Cluster Structure N: $(x_1, x_2, x_3, ... , x_m)$
where asterisks ($*$) indicate missing component entries, and each component, when present, (e.g. $x_2$) is a cluster to be identified. The Cluster Structures are disjoint in the sense that each member of the data set is only assigned to one Cluster Structure, but Cluster Structures can share components. For example, Cluster Structure 1 only consists of one "subcluster" ($x_1$) to be identified, whereas Cluster Structures 2 and 3 have two subclusters to be identified, with one of the clustering subproblems ($x_1$) shared and the other ($x_2$ vs. $x_3$) being different.

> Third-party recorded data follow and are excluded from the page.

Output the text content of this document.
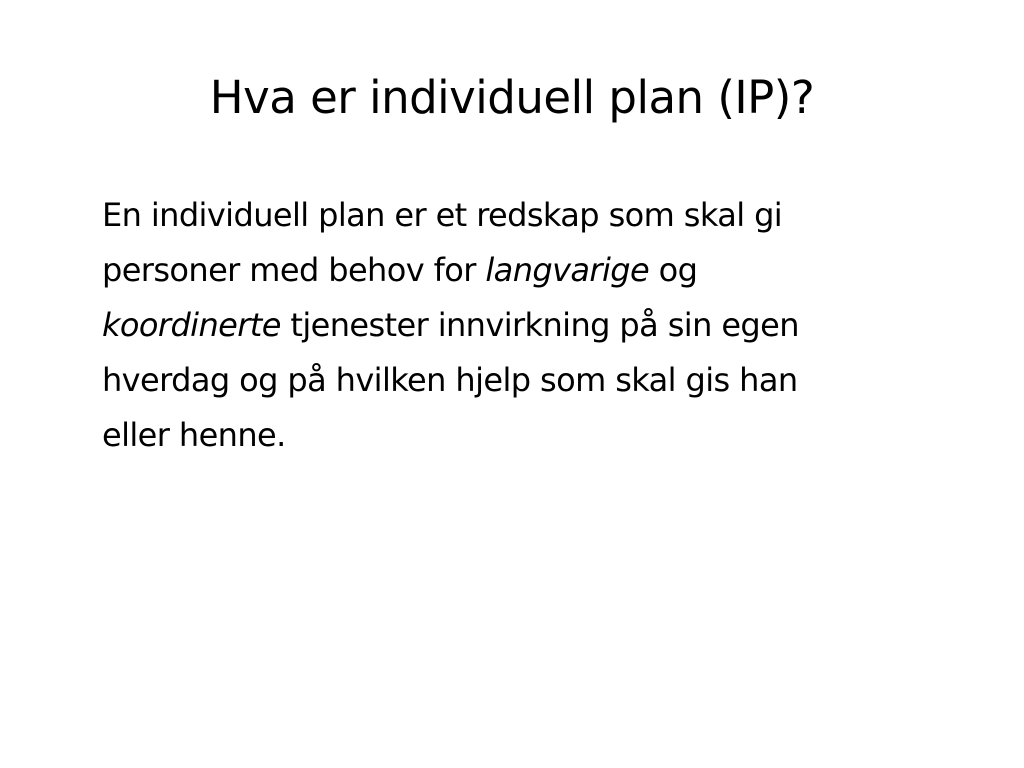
Hva er individuell plan (IP)?

En individuell plan er et redskap som skal gi
personer med behov for langvarige og
koordinerte tjenester innvirkning på sin egen
hverdag og på hvilken hjelp som skal gis han
eller henne.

The subcluster $x_1$ (and only that) is present in all Cluster Structures.
For each member of the dataset, I need to classify both the Cluster Structure and the associated tuplet of component clusters $x_i$, but I am not sure if it is better to treat these clustering problems sequentially (first structure then subclusters) or independently of each other (separate classifier for each structure). I could, of course, also define a "metacluster" as $(S, x_1, x_2, x_3, ..., x_m)$ where $S$ is the Cluster Structure id to be classified, but then I'd be treating each cluster structure identically when in fact classification within Cluster Structure 1 (once identified) is potentially much easier than in Cluster Structure N as there is only one subcluster to be identified (namely $x_1$).
I would be interested in any existing solutions (algorithms, research papers etc) that would apply, even remotely, to this problem.